Max invite ses petits camarades. La fête n’aura pas lieu : son meilleur ami sera le seul à se déplacer. Hakim et Camil punis pour avoir poussé une petite fille, les parents de Massiwan n’avait pas d’argent pour acheter un cadeau, la mère de Yannick faisait la sieste, Mariam avait oublié l’invitation dans son cartable, les parents de David Hou-Chi ne lisaient que des idéogrammes, Samira n’avait pas été autorisée à aller chez un garçon, quant à Sacha, il parlait à peine et, en général, c’était pour dire « connard », ce qui fait que l’on a jamais su les raisons de son absence.

IV – Chacun retourne d’où il vient

Yvette, la baby-sitter australienne, expliquera dix ans plus tard qu’elle a fallu qu’elle s’adapte à la saleté, à la tristesse des femmes musulmanes, aux dragueurs maghrébins. Mais elle ne se sent pas en danger.

A l’école Saint-Paul, on pratique le multiculturalisme mais on est plein de préjugés et surtout, l’institutrice passe à côté du fait que sa classe est essentiellement constituée de petits bellevillois.

V – Bruno du 110

Rappel de qui est Jean-Pierre Timbaud, syndicaliste et résistant.

La famille T est une famille d’artistes cultivés qui apprécie son immersion dans le quartier. Sarah, leur voisine pense aussi que le quartier sera idéal pour élever son enfant.

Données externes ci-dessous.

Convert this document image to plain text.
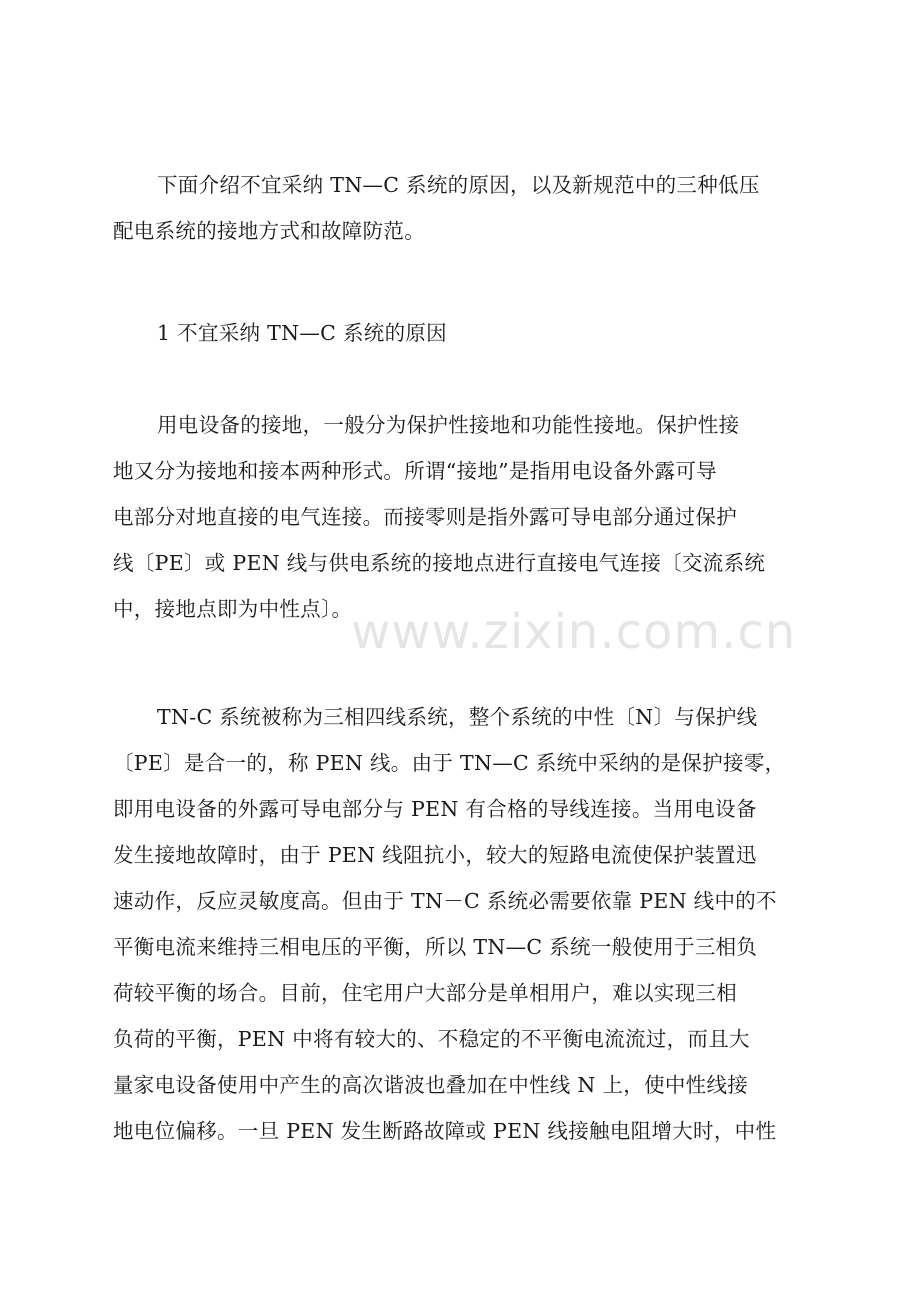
下面介绍不宜采纳 TN—C 系统的原因，以及新规范中的三种低压
配电系统的接地方式和故障防范。
1 不宜采纳 TN—C 系统的原因
用电设备的接地，一般分为保护性接地和功能性接地。保护性接
地又分为接地和接本两种形式。所谓“接地”是指用电设备外露可导
电部分对地直接的电气连接。而接零则是指外露可导电部分通过保护
线〔PE〕或 PEN 线与供电系统的接地点进行直接电气连接〔交流系统
中，接地点即为中性点〕。
TN-C 系统被称为三相四线系统，整个系统的中性〔N〕与保护线
〔PE〕是合一的，称 PEN 线。由于 TN—C 系统中采纳的是保护接零，
即用电设备的外露可导电部分与 PEN 有合格的导线连接。当用电设备
发生接地故障时，由于 PEN 线阻抗小，较大的短路电流使保护装置迅
速动作，反应灵敏度高。但由于 TN－C 系统必需要依靠 PEN 线中的不
平衡电流来维持三相电压的平衡，所以 TN—C 系统一般使用于三相负
荷较平衡的场合。目前，住宅用户大部分是单相用户，难以实现三相
负荷的平衡，PEN 中将有较大的、不稳定的不平衡电流流过，而且大
量家电设备使用中产生的高次谐波也叠加在中性线 N 上，使中性线接
地电位偏移。一旦 PEN 发生断路故障或 PEN 线接触电阻增大时，中性
www.zixin.com.cn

VI – Le catholicisme rase les murs

« C’est une école catholique où le catholicisme rase les murs. Une école qui se veut œcuménique, « à l’écoute », mais qui à force de s’ouvrir aux autres, ne sait plus qui elle est, « où elle habite ». En réalité l’école reflète assez bien l’état d’esprit des parents aises et de gauche, dont nous sommes, qui ont choisi d’y inscrire leurs enfants. Sans jamais le formuler clairement, nous nous sentons comme investis d’une mission « succès de la diversité ». Nous sommes convaincus que l’ouverture et la tolérance auront forcément raison des incompréhensions et malentendus entre les différentes communautés et classes sociales. Quitte à devoir accepter provisoirement quelques couleuvres. »

Avant le 11 septembre, le fait religieux n’est pas un sujet de préoccupation. Ses parents ont peur de la montée de l’islam mais ils ne sont pas racistes. Elle ne les comprend pas.

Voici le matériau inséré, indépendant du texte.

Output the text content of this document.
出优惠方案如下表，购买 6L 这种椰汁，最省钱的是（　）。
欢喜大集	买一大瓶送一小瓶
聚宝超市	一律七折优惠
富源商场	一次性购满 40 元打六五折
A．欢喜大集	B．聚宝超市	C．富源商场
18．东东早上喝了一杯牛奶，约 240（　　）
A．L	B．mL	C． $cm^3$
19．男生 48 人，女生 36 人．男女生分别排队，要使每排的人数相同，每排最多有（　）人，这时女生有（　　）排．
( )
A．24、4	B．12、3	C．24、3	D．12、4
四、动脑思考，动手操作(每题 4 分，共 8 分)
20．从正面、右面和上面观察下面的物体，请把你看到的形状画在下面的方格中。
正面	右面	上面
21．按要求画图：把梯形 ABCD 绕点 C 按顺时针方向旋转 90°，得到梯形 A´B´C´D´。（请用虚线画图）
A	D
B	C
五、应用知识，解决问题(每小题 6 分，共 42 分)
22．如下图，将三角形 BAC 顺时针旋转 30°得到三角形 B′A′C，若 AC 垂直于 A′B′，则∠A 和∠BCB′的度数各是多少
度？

VII – 11 septembre 2001, métro Couronnes

Elle palpe du doigt l’admiration des arabes devant ceux qui ont osé faire cela aux américains : « L’ascétique Oussama Ben Laden fait résonner une fibre jusque-là inconnue à Belleville : la fierté de voir un Arabe défier la première puissance mondiale sur son sol. »

Le regard dans la rue sur les femmes change à ce moment-là et la nouvelle baby-sitter australienne se fait agresser en plein Mc Do, car elle est prise pour une américaine. Personne ne lui viendra en aide.

« Au lieu de réagir, je m’adapte » mais sa vision change quand elle apprend que Mohamed Hammami pousse ses fidèles à faire la prière dans la rue alors même que sa mosquée a la place de les accueillir.

VIII – Etablissements Baeyens, bimbeloterie depuis 1941

Vie d’une famille du XIeme qui a vu le quartier évoluer. Cette famille franco-française pense que l’évolution du quartier est surtout le fait des gros distributeurs qui ont tué le petit commerce, de la montée des loyers impossible à assumer avec les revenus de ces petits commerces et des amendes qui pleuvent quand on se gare ce qui ne donne pas envie de s’arrêter pour faire ses emplettes.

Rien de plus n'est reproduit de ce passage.